Susan thought a bit of whether there had not been an opposite trend away from cities during the fall of the Roman Empire, but history was not her best subject. So she asked a more principled question:
"So if a trend has gone on in one direction, without being reversed, does that mean to you it will go on forever in that direction?"
"Maybe not forever, but highly unlikelty it changes over night either."
"Why not try to change it to save lives, then?"
"Because that would be against progress."
"Even if progress kills?"
"Just because it is a trend that has been going on?"
"Now, that is fuddled!"
She was usually in the habit of thinking so herself up till now, but she was not so hard into the habit as to condone murderous conclusions of it.

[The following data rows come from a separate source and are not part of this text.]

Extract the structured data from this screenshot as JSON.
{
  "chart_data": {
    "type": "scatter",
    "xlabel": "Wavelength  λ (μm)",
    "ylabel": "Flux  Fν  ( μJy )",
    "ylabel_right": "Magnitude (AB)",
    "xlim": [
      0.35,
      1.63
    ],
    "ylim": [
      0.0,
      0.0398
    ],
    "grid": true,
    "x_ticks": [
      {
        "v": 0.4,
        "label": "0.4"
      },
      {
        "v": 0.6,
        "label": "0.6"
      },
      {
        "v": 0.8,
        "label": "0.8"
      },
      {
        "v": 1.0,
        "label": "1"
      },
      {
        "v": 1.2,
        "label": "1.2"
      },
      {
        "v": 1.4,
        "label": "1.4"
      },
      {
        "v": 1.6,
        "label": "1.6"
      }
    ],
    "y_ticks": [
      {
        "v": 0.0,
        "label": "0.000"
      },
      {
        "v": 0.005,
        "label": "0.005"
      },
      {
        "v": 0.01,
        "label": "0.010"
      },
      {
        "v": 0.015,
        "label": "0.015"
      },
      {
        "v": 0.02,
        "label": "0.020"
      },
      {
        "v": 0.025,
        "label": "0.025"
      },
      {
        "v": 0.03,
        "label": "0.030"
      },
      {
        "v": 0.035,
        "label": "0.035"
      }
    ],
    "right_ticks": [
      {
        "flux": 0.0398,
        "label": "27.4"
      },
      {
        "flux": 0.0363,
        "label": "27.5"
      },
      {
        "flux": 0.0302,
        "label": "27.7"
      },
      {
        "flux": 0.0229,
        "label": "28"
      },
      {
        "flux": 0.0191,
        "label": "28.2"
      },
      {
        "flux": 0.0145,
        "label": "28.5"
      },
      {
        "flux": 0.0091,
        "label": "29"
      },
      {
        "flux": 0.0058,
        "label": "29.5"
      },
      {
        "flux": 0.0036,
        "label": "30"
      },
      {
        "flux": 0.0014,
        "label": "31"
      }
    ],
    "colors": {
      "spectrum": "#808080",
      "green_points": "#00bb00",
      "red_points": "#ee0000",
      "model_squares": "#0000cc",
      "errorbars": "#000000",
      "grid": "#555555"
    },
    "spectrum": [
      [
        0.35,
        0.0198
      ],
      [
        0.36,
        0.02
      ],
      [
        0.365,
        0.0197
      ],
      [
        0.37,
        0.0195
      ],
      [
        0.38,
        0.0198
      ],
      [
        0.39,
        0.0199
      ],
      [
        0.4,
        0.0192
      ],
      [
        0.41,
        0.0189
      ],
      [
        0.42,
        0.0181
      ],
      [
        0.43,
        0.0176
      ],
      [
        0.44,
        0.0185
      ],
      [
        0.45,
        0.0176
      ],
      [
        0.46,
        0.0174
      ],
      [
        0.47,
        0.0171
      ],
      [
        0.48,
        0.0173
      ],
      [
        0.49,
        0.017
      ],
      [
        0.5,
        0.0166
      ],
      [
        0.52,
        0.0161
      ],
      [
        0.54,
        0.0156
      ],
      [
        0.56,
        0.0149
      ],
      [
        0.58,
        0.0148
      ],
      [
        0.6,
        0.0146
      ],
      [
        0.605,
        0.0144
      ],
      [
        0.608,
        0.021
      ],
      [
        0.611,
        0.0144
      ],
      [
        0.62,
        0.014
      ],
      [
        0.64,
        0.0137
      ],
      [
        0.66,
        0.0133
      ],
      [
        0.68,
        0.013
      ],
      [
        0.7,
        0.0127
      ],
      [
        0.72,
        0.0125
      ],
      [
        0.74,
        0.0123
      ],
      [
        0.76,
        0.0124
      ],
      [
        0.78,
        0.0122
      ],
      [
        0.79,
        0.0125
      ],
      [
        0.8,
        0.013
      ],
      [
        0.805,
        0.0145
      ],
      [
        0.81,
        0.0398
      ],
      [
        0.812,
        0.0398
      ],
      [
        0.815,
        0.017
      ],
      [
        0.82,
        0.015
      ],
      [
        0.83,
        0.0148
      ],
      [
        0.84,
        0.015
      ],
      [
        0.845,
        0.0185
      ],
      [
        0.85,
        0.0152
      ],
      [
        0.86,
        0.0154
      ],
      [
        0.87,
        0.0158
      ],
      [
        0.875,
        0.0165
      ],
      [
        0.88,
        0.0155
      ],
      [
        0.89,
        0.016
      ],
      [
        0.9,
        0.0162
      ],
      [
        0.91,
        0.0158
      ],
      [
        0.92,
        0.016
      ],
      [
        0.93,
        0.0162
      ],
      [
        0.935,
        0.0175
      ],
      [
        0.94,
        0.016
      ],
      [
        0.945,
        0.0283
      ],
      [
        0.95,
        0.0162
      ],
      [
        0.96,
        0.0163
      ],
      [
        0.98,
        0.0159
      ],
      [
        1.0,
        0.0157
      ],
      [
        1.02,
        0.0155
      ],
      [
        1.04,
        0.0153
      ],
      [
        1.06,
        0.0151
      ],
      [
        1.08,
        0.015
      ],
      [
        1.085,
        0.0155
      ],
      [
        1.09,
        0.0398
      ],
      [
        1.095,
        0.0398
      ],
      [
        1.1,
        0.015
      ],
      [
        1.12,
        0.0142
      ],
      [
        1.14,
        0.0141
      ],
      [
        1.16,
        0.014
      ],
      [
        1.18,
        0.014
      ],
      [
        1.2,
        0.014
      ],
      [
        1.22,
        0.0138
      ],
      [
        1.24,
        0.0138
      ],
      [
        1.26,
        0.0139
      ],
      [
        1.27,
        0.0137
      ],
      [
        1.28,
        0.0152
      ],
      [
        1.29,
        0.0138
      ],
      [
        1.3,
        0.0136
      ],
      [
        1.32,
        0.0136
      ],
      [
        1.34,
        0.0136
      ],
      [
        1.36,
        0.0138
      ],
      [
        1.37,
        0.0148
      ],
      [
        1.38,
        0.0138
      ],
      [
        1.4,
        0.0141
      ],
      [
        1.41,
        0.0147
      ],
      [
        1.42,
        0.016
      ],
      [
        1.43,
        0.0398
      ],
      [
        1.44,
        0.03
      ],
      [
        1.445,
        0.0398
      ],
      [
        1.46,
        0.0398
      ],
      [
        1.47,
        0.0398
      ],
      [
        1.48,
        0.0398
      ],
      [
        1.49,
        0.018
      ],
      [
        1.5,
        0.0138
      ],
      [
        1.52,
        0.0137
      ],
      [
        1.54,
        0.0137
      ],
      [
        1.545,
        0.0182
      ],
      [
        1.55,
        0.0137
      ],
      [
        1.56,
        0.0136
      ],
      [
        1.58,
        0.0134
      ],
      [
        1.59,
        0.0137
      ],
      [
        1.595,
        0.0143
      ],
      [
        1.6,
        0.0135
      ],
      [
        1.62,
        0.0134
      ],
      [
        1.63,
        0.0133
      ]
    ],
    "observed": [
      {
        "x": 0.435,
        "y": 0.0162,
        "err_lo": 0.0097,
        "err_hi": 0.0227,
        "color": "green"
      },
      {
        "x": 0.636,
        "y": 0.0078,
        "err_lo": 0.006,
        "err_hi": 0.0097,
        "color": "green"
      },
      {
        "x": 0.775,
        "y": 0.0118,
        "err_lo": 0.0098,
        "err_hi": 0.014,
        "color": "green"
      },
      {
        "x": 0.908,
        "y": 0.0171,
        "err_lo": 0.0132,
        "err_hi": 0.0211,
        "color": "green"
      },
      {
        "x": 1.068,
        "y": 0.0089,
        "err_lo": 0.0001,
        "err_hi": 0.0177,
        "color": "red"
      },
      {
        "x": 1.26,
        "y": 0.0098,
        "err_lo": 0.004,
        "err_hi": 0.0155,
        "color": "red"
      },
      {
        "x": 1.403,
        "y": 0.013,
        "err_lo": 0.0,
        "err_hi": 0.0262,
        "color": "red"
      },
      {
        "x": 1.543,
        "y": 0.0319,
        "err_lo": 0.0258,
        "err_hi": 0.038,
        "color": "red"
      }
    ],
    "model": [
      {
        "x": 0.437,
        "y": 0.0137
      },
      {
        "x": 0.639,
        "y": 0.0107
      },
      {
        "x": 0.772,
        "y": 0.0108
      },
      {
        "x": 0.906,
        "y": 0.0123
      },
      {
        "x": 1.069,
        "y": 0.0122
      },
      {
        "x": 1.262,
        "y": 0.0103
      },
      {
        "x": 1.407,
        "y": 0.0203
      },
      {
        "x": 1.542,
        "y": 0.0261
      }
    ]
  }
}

"Ah, it is I who am fuddled, is it?"
"It was you who said ..."
"Enough. It was you who shot arrows into the arm of a policeman, in the vain hope to stop an abortion."
"Vain or not, that is why I did it." Susan did not feel any regrets about that.
"Now, that is what I call fuddled. And here the one who decides what is fuddled is ... I."
He said so with tragic grandour, turned and told his assistant: "she'll have to stay a few days at least," and then walked out.